Chercher à choquer avec, d’emblée, le coup prévisible de la mère de famille surendettée contrainte à la prostitution, c’était pas une idée qui fut susceptible de me prendre aux tripes, mais plutôt à la gorge. Tout cela se sera d’ailleurs accompli sans aucune subtilité ; la crétine acceptant passivement son sort en grommelant à peine. Faut bien attirer le chaland avec du contenu « choc ». Seulement, faut le faire sans se risquer à repousser des lecteurs un peu plus gourmets du bout des rétines.


Indépendamment de tout le mal dont on peu d’abord en penser, le manga s’offre à nous comme un ouvrage très bien documenté sur les manœuvres frauduleuses pratiquées par les usuriers clandestins ; on n’en espérait pas moins cela dit.

Les morales creuses de collégien font florès, mais n’ont heureusement pas vocation à se pérenniser. « Dans le monde, y’a ceux qui prennent et ceux qui se font prendre, moi je préfère être de ceux qui prennent ». Ces lieux-communs à vous faire rouler des yeux jusqu’à les extraire de leurs orbites, je veux encore bien… mais alors, quand la mise en scène cherche à me présenter l’aphorisme comme quelque chose qui serait profond de tout ce qu’il a de creux, d’instinct, je prends l’auteur de haut.
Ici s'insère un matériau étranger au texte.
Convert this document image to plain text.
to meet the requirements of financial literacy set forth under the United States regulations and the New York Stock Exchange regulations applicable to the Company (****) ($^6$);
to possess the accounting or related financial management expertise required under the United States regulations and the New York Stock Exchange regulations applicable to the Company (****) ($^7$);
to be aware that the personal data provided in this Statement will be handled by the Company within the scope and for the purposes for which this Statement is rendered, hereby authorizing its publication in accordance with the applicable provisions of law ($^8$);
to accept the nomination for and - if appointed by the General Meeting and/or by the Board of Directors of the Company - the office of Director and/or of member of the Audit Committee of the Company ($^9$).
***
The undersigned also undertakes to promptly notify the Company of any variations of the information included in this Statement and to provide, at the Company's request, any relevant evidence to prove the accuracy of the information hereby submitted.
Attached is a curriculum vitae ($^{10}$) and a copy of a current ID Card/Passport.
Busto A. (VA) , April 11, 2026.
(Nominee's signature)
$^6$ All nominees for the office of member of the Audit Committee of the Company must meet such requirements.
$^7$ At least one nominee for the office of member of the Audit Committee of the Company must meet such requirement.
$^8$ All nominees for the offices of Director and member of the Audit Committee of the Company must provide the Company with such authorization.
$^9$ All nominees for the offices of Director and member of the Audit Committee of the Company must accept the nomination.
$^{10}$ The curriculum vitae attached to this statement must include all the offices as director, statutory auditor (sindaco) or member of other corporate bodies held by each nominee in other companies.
À Ushijima l’usurier de l’ombre, cependant, il lui fallait une vitrine ; une devanture qui capte le regard. À moi, cette entame m'aura frappée comme une démarche tapageuse à souhait, toutefois, je comprends la démarche. Sans approuver ni réprouver : je comprends. Un auteur, quand il publie dans un périodique, doit son crédit et sa longévité à l’intérêt que lui porte le lecteur. Et comme de ce lecteur, sa vie d’auteur en dépend, il faut le flatter là où il faut pour se l’arranger à compter des premiers jours. C’est pas joli-joli, mais à moins de s’être déjà installé une réputation, c’est par là qu’il faut passer dans le milieu. Aussi, si le premier chapitre peut paraître cru à des seules fin de racolage… c’est pour de bonnes raisons. En un sens, cette mère de famille qui, dans le chapitre inaugural, en vient à tapiner pour repartir sur de bonnes bases, c’est finalement ce à quoi en a été rendu Shôhei Manabe pour subvenir à ce que lui commandait la nécessité éditoriale afin de survivre. Maintenant qu’il l’a ferré son lectorat, il peut raffiner ses mets. Les chapitres n’auront plus pour finalité d’épater mais d’intriguer par ce que l’écriture permet. Ushijima, ça se lit vraiment qu’à compter du deuxième chapitre.


Comme je l’avais espéré, derrière l’usure, il y a bien davantage ; il y a ceux qui y ont recours. L’Usurier de l’Ombre, c’est aussi l’occasion de dresser quelques portraits sociologiques plus ou moins longs qui, quand on plaque la focale tout contre eux, révèlent un paysage qui va finalement au-delà de leur seule personne. C’est un peu un Maigret dans l’idée ; ce n’est pas tant le crime qui a de l’importance, mais la situation sociale d’une collectivité définie qui gravite autour dudit crime. On en apprend beaucoup sur le Japon et ses travers quand nous parvient la clientèle d’Ushijima ; des vieilles épouses qui dépensent un argent fou au Pachinko du fait de l’addiction, des employées qui, pour continuer de jouer le jeu des convenances sociales et ne pas être exclues de leur groupe social, sont obligées de souscrire à des dépenses folles, les victimes d’une pyramide de Ponzi, les jeunes qui veulent être branchés, et tant d’autres profils apparemment si anodins qu’on se surprendra à y découvrir tout ce que ceux-ci recèlent quand on leur fouille jusqu’au fond des tripes.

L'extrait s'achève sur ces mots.